SYDNEY (Reuters) – Stocks surged, oil prices surged and the US dollar remained weak on Monday as expectations of less regulatory reform and more monetary stimulus under US President-elect Joe Biden supported the appetite for risk.
The electoral victory of the Democratic candidate was already widely taken into account by the markets, which had been negotiating for last week with a Biden presidency and a United States Senate under Republican control.
E-mini futures for the S&P 500 jumped more than 1.5% on Monday, while Nasdaq futures rose more than 2%, signaling a positive start for US markets.
Eurostoxx 50 futures rose 1.7%, German DAX futures by 1.8% and FTSE futures by 1.4%.
The mood was also upbeat in Asia, with all the major clues in the green.
The largest MSCI index of Asia-Pacific stocks outside of Japan jumped 1.4% to 614.73 points, the highest since January 2018. It climbed 6.2% last week to record its best weekly performance since early June.
“Although much attention has been paid to Trump vs Biden, the markets have reacted strongly to the (likely) Congress of the split, which means that interest rates will be lower for longer,” said Dave Wang, manager portfolio at Nuvest Capital in Singapore.
“The best opportunities now lie in the emerging market segments, especially China and North Asia. I think the earnings momentum and valuation put China in a very attractive risk / reward position. “
Chinese stocks began to rise with the blue chip CSI300 index rising 2.2% on hopes of better Sino-U.S. Trade relations under Biden.
Japan advanced 2.4% while the main indexes of Australia, Hong Kong and South Korea rose 1.5% each.
Stocks rebounded sharply last week, with the S & P500 rising 7.3%, recording the best gain in an election week since 1932, according to National Australia Bank analyst Tapas Strickland.
Matt Sherwood of Australian fund manager Perpetual, however, said Biden’s victory did not necessarily justify a change in his portfolio.
“At the end of the day, we think the US economy is still quite fragile and growth is slowing,” Sherwood said.
“You could potentially attract your portfolio more to higher beta-type markets, such as emerging markets, and there is potential for better prospects in the energy field than would have been the case with a sweep. own democrat. “
Oil prices surged on Monday as investors applauded Biden’s victory, ignoring concerns about lackluster demand amid rising coronavirus cases around the world.
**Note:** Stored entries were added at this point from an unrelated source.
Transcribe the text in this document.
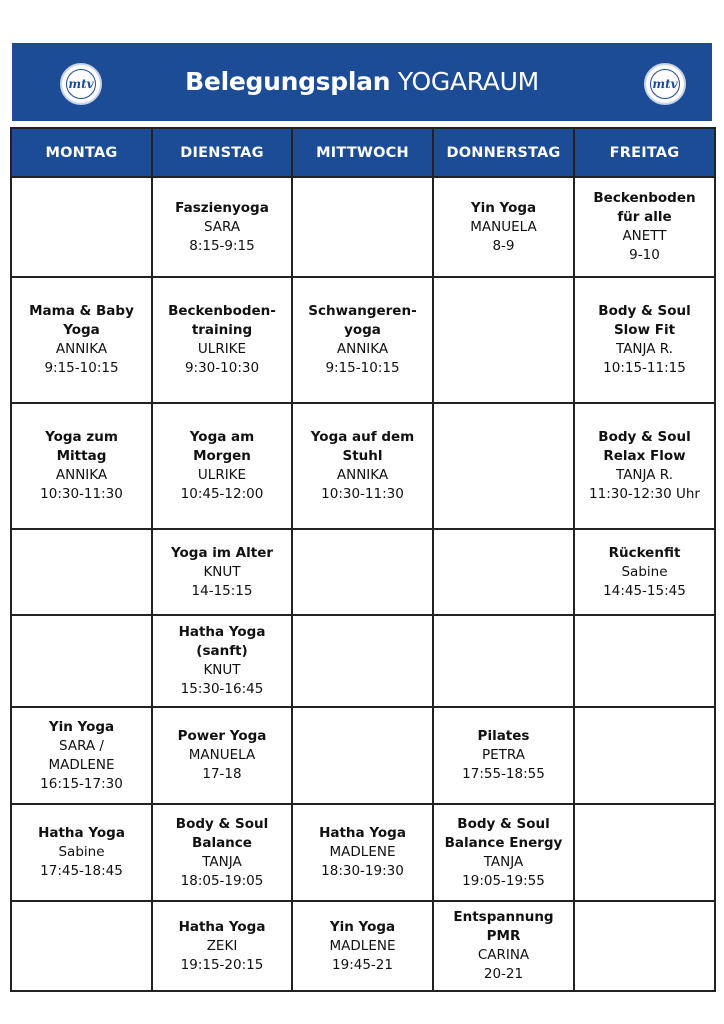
mtv	Belegungsplan YOGARAUM	mtv
MONTAG	DIENSTAG	MITTWOCH	DONNERSTAG	FREITAG

	Faszienyoga
SARA
8:15-9:15		Yin Yoga
MANUELA
8-9	Beckenboden
für alle
ANETT
9-10

Mama & Baby
Yoga
ANNIKA
9:15-10:15	Beckenboden-
training
ULRIKE
9:30-10:30	Schwangeren-
yoga
ANNIKA
9:15-10:15		Body & Soul
Slow Fit
TANJA R.
10:15-11:15

Yoga zum
Mittag
ANNIKA
10:30-11:30	Yoga am
Morgen
ULRIKE
10:45-12:00	Yoga auf dem
Stuhl
ANNIKA
10:30-11:30		Body & Soul
Relax Flow
TANJA R.
11:30-12:30 Uhr

	Yoga im Alter
KNUT
14-15:15			Rückenfit
Sabine
14:45-15:45

	Hatha Yoga
(sanft)
KNUT
15:30-16:45			

Yin Yoga
SARA /
MADLENE
16:15-17:30	Power Yoga
MANUELA
17-18		Pilates
PETRA
17:55-18:55	

Hatha Yoga
Sabine
17:45-18:45	Body & Soul
Balance
TANJA
18:05-19:05	Hatha Yoga
MADLENE
18:30-19:30	Body & Soul
Balance Energy
TANJA
19:05-19:55	

	Hatha Yoga
ZEKI
19:15-20:15	Yin Yoga
MADLENE
19:45-21	Entspannung
PMR
CARINA
20-21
Brent added $ 1 to $ 40.48.
Analysts said the outlook might get more difficult from here, with investors focusing on Biden’s ability to expand fiscal stimulus and reduce the spread of COVID-19.
The United States has seen a record number of new coronavirus infections last week, with the total number of cases approaching 10 million.
Jim Wilding, US-based wealth manager, Confluence Financial Partners in Pennsylvania, added a word of caution, given that the S&P 500 is not far from all-time highs and stock valuations are generally at exhilarating levels.
“As we remain positive on the medium-term outlook and believe that a divided government reduces the chances of a bear scenario playing out, we will refrain from unbridled enthusiasm at current levels,” he said. he noted.
A fiscal stimulus package is still possible despite a divided government, analysts say, although a larger package is less likely. This highlights the US Federal Reserve to do more to support the world’s largest economy.
As a result, the dollar has weakened in recent days as growth indicators such as the Australian dollar have rallied, with Biden’s presidency deemed less likely to face trade.
The US dollar was broadly stable against the yen at 103.36, after slipping about 1.3% last week.
The Aussie hit a 1 1/2 month high at $ 0.7297, after jumping 3.3% last week as traded currencies received a boost from Biden’s predicted victory.
Investors will also focus on the British Pound and the Euro this week, with Brexit trade talks culminating in the EU summit on November 15.
Later today, the Chief Economist of the Bank of England will deliver a speech on “The economic impact of the coronavirus and its long-term implications for the UK”.
The euro, which climbed 1.9% last week, was a little higher on Monday at $ 1.1891. The British pound rose 0.2% to $ 1.3183.